PregnancyWhat is preeclampsia, symptoms, causes and how to detect it?

What is preeclampsia, symptoms, causes and how to detect it?

Preeclampsia can be a dangerous condition in pregnancy. We will discover its symptoms, its causes and how to detect it in time so that the baby’s health is not in danger.

If you have heard of preeclampsia, you may know that it is a disorder that occurs during pregnancy. This generates a set of symptoms that can affect both the mother and the baby. Depending on the severity of each case, there are various treatments to address this problem.

However, less is known about the causes of this disease. For this reason, if you are pregnant, it is good that you learn about the main risk factors that cause pre-eclampsia and what are the signs that you should be aware of. In this article we will review with you what preeclampsia is and why it occurs.

What is preeclampsia?

Preeclampsia is a disorder that occurs during pregnancy, affecting about 15% of pregnant women. It consists of a rise in tension caused by pregnancy. It is a potentially dangerous disorder for both the expectant mother and the baby, and can cause damage to the mother’s liver, kidneys and clotting system.

It generally occurs from the fifth month of pregnancy (and especially in the last weeks), although in a smaller number of cases it can appear earlier. Preeclampsia may also develop during delivery or in the hours after giving birth.

In fact, it tends to develop early in pregnancy, but doesn’t really become apparent until around the third trimester of gestation.

Doctors distinguish between severe cases and mild cases of pre-eclampsia. This is according to the severity of the symptoms that occur and therefore the treatment and action plan in each case is different. It is worth clarifying that most cases are mild pre-eclampsia.

Why does preeclampsia occur?

The causes of preeclampsia have not yet been determined exactly, it is believed that it is due to problems that occur in the blood flow that reaches the placenta if it does not fit properly in the walls of the uterus, affecting the functioning of the arteries that carry blood to the placenta.

However, although the causes are not known for sure, several risk factors for pre-eclampsia have been detected. That is, it is known that certain groups of women are more likely to develop the disease. For this reason, it is important to be careful if you belong to any of these groups and to inform your doctor of any history that may be risk factors.

One of the risk factors that can predispose the development of preeclampsia is the history.  If you had pre-eclampsia in a previous pregnancy or if a close relative has had it (mother, sister, aunt or grandmother).

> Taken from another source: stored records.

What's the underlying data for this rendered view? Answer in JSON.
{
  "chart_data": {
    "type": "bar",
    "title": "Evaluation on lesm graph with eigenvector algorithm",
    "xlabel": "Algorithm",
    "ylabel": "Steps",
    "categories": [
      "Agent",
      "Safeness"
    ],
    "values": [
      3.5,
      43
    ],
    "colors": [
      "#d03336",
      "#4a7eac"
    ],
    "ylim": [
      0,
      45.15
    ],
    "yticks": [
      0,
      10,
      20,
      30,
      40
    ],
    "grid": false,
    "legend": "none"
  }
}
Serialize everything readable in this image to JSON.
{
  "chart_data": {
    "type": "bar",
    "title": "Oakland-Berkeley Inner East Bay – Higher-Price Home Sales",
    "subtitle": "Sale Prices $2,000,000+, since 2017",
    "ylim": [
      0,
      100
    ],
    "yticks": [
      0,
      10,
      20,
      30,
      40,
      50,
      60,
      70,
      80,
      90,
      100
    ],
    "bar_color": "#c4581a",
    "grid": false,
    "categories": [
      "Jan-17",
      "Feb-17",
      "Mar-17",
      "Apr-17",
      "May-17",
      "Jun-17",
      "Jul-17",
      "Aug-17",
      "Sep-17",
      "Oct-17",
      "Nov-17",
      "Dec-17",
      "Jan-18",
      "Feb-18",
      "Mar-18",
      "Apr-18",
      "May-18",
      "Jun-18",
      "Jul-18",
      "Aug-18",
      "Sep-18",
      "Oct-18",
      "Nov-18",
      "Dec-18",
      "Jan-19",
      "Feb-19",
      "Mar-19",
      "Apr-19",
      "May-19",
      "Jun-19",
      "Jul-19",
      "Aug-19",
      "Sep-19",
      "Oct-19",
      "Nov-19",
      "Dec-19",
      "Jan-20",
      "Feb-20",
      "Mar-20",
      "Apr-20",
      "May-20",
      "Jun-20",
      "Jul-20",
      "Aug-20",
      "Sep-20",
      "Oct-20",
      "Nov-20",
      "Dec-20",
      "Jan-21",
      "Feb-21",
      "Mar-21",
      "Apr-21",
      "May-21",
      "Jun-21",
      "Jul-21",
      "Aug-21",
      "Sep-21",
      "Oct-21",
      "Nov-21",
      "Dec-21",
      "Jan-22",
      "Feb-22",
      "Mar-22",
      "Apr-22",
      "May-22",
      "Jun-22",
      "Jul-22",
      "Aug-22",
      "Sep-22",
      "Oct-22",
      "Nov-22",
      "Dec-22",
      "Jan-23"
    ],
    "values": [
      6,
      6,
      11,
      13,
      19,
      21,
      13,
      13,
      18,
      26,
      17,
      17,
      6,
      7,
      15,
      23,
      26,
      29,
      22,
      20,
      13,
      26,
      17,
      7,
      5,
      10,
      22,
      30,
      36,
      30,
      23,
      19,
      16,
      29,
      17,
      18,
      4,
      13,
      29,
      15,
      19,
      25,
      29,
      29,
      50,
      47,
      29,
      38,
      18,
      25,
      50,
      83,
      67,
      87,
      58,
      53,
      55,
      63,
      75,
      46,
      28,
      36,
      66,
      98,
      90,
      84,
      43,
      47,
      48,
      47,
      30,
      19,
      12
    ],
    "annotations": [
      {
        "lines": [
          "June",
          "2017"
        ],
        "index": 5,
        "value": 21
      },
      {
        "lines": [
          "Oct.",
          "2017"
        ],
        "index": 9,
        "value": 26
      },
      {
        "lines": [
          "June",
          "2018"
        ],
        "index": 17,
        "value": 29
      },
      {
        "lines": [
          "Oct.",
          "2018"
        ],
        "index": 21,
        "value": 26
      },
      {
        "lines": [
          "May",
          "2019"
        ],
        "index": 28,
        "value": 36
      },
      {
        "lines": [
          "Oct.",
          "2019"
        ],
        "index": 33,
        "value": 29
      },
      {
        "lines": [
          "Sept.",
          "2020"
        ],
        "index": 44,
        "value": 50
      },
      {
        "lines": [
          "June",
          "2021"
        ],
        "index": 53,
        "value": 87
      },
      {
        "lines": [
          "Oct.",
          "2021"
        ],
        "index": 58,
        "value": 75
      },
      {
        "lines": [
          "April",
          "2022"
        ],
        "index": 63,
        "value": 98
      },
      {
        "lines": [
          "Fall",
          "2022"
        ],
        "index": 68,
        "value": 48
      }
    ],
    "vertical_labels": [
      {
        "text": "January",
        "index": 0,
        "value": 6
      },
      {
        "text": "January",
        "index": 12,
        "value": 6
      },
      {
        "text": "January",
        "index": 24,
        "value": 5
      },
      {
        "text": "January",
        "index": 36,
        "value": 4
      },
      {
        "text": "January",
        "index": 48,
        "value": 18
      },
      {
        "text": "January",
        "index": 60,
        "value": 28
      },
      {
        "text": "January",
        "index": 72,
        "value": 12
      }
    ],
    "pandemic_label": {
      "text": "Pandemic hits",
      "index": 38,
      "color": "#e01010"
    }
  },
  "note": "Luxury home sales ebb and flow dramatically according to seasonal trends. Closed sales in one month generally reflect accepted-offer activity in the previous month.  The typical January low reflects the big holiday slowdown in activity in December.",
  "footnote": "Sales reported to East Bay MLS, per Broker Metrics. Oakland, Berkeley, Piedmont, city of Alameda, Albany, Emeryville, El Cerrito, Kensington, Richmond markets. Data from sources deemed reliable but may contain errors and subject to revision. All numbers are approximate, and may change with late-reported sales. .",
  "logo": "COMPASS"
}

Age also plays a role, as the women with the most pre-eclampsia are those under 20 or over 40 years of age.

If you suffer from certain diseases, it can also increase the probability of having pre-eclampsia during pregnancy. Among them diabetes, chronic high blood pressure, clotting problems, kidney problems, or diseases of the immune system such as lupus.

Future mothers with multiple pregnancies (more than one baby) are also at higher risk. The same happens in obese women (with a body mass index greater than 30)

How to detect preeclampsia?

It is good as we said before to be attentive to certain common symptoms. However, it must be taken into account that these can sometimes go unnoticed as normal things of pregnancy. For this reason, the most important thing is to periodically go to check-ups since your doctor must check your weight, blood pressure, and be attentive to any other signs.

The most common symptom of preeclampsia is high blood pressure or hypertension.  Another feature of this disorder is the presence of protein in the urine (this is detected with a simple urinalysis) or malfunction of the liver and kidney. An accelerated weight gain in a short time or a lot of swelling in the feet and hands could also be signs of pre-eclampsia.

On the other hand, especially in the later stages of pregnancy, it tends to cause other symptoms such as acute pain that is located under the ribs (especially on the right side), irritability, vertigo, vomiting and blurred vision.

In more serious cases there are symptoms such as poor growth of the baby, low amount of amniotic fluid, premature placental abruption. They may also have a very bad headache that does not go away, visual disturbances (blurred or dotted vision, sensitivity to light or temporary loss of vision), mental confusion, and very severe pain in the upper abdomen.